Вдоль берега тянется арема, то есть полоса густого кустарника из чернотала, боярышника, черемухи, калины да смородины, перевитых хмелем, откуда весенними ночами раздаются неумолчные соловьиные свисты…

За аремой – заливные луга со старицами. Над ними кружат вертоголовые чайки. На лугах разбрелись коровы и овцы. Иногда на их спины садятся скворцы и сидят, находя в этом для себя какую-то корысть.

Припав к конской гриве, что есть духу летит Матюшка Рухтин – нагой, с прилипшими к телу водорослями – завернуть от кустов овец, чтобы не нарвались на волка.

Его друг Алешка Скрипов, тоже голый, на берегу взмученного затона из мокрого бредня выбирает полосатых щук, красноперых окуней да отливающих золотистой зеленью липких линей.

За лугами вдали соломенные крыши, огороды, обнесенные плетнями, заросшие коноплей и снытью так, что их и не видно, да деревянные шеи колодезных журавлей, устремленных в небо, где коршун, будто соринка в родниковой воде, лишь подчеркивает прозрачность воздуха.

Голубое небо, голубая река, голубые старицы да мокрые луга в искорках – часто виделись Матвею по ночам, когда страдал от бессонницы. Вспоминались и другие картины, но эта чаще. Он любил ее, как свидетельство далекого чистого детства, и вызывал иногда, чтобы утишить душевную боль.

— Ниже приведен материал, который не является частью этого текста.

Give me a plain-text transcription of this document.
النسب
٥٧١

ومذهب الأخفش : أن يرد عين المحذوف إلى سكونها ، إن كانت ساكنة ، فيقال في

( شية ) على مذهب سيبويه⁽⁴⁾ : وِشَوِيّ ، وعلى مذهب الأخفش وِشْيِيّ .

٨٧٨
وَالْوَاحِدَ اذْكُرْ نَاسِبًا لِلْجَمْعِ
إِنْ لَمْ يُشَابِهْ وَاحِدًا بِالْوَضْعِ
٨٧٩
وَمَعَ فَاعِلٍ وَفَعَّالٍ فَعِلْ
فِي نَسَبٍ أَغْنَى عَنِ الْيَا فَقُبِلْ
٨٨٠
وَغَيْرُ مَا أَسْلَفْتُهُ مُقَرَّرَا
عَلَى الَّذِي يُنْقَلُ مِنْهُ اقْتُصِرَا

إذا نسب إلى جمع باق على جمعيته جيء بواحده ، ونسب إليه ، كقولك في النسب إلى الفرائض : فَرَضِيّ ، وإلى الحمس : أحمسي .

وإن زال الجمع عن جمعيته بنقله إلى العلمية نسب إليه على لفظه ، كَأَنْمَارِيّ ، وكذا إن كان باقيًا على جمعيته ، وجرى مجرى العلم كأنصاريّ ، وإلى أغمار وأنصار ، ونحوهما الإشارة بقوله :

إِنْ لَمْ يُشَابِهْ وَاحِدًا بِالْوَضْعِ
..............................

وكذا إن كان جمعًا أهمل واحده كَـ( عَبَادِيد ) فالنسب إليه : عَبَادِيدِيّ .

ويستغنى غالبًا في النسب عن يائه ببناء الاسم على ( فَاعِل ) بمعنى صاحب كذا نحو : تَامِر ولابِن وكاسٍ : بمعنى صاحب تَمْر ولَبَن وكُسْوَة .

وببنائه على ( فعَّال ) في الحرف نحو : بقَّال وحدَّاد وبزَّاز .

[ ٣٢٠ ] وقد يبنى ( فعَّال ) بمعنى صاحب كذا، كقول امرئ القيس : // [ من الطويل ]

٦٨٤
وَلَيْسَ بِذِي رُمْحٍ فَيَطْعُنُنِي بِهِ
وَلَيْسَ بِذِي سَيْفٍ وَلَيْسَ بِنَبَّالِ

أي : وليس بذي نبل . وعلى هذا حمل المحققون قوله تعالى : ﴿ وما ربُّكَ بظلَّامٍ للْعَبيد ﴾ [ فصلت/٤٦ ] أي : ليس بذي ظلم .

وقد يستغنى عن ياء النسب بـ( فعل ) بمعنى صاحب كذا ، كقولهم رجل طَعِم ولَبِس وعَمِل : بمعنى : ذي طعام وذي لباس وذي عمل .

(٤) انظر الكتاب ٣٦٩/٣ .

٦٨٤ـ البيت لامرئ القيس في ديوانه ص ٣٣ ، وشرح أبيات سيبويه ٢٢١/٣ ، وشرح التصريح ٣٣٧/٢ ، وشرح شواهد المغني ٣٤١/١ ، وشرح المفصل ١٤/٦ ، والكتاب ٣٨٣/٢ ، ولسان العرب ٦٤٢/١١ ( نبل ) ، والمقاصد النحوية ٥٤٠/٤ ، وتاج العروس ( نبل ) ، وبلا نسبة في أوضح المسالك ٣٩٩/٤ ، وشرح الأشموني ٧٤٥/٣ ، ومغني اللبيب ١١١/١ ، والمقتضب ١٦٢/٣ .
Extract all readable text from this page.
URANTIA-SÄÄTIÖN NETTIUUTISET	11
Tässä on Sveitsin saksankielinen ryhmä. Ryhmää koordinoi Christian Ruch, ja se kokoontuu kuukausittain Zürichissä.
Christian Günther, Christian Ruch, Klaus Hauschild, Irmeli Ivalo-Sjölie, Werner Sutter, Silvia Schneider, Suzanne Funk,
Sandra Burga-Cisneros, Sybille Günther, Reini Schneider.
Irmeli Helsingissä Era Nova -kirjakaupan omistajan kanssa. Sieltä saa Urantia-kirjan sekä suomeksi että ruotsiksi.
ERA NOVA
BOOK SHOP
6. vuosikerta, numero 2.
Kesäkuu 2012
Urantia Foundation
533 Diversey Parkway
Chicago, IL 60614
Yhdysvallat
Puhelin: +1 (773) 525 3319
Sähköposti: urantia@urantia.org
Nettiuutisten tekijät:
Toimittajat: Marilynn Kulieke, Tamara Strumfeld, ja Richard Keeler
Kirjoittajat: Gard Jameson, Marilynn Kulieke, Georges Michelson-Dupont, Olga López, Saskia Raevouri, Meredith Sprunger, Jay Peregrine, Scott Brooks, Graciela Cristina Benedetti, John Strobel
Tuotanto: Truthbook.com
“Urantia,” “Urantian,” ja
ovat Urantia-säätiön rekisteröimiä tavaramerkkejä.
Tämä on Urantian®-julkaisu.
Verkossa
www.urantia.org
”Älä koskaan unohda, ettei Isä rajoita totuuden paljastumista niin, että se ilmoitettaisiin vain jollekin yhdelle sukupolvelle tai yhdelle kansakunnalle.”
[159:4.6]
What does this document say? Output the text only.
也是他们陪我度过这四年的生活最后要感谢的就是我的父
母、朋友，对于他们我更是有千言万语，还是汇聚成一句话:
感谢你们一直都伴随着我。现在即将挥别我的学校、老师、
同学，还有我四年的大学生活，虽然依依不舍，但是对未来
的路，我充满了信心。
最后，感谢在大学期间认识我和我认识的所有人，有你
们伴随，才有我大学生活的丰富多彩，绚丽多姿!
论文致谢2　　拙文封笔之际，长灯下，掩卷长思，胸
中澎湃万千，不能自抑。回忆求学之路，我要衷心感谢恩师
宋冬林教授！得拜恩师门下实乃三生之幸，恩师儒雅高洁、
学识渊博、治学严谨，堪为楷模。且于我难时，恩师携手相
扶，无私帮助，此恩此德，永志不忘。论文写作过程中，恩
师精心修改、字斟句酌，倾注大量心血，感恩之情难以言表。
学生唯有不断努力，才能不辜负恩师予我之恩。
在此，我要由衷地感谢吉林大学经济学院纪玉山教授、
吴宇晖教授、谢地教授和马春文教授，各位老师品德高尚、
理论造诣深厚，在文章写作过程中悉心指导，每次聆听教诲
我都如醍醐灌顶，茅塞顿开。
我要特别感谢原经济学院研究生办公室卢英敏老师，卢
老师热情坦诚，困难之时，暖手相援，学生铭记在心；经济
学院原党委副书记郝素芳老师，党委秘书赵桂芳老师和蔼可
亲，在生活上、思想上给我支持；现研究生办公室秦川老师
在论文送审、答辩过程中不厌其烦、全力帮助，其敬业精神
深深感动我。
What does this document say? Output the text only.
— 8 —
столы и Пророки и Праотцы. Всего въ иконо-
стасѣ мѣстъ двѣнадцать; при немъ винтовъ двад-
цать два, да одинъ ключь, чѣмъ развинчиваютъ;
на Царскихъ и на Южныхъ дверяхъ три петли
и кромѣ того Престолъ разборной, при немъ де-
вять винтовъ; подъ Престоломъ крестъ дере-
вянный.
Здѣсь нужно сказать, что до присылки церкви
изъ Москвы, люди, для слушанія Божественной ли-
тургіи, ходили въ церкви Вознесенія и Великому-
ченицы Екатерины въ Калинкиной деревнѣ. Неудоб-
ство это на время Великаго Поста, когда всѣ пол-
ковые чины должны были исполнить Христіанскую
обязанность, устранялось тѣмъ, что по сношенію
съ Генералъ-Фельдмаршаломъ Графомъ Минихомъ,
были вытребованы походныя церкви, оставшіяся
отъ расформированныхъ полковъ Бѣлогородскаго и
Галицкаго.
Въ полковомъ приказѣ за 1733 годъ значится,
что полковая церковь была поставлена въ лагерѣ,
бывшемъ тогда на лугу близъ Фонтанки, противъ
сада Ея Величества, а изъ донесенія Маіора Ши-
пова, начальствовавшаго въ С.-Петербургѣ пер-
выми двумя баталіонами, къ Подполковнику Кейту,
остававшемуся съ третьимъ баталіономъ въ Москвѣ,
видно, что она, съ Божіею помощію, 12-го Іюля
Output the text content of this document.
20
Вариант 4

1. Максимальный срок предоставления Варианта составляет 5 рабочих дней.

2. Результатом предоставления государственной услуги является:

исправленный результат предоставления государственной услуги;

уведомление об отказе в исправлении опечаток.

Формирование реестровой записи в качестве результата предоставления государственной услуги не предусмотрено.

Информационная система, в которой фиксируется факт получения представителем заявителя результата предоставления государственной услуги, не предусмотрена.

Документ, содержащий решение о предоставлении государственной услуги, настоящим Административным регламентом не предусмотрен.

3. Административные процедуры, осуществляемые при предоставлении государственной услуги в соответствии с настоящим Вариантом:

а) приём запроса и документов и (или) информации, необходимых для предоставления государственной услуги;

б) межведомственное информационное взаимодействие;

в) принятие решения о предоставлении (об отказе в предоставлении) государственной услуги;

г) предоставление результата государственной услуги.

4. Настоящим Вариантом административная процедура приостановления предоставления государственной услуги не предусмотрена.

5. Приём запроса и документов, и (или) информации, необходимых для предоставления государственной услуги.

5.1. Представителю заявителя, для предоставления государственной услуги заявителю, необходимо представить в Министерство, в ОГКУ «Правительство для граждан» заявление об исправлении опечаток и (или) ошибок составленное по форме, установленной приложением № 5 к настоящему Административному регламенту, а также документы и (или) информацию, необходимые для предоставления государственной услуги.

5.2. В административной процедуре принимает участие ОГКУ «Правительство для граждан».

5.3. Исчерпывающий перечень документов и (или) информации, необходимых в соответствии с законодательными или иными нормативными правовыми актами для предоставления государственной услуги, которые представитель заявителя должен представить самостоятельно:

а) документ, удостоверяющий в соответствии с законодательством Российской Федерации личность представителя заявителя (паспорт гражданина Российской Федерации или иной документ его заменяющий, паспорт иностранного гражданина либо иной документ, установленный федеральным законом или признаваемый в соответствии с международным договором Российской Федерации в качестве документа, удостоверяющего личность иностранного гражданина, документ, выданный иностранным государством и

Ему шел девятый десяток. Внешне он напоминал чебака, которого повесили вялить да забыли снять, и он пересох.

Жил он один. Жил, как казалось ему временами, бесконечно долго – пора бы уж костям и на покой; иногда же – будто годы пролетели незаметно, жизнь прокралась мимо. Тогда он перебирал в памяти события, как перебирают старые вещи, пытаясь отложить то, что имело ценность.

Часто его донимали воспоминания, которые он не любил, гнал прочь от себя, ворочался, кряхтел, чтобы отделаться от них, поднимался, сидел, сунув ноги в крысики, – меховые башмаки, стоптанные и облезлые. Тогда еще сильнее ломило поясницу, ныло в суставах, сдавливало в груди, и ночь казалась нескончаемой.

В одну из таких ночей, когда за окном падал снег, таял, и капли, срываясь с крыши, разбивались об асфальт, ему представилось, что это в нем прохудилось что-то, жизнь вытекает по каплям, и что старинные часы отбивают отмеренный ему срок. Он обмяк и перестал гнать воспоминания.

Его отец Михайло Рухтин перед германской купил лес за Аем. Купил дешево и весьма довольный таким обстоятельством посадил в кошевку жену Агафью и его, Матюшку, тогда подростка, и, весело свистнув, вытянул Каурого плетью: «Н-но, варнак!»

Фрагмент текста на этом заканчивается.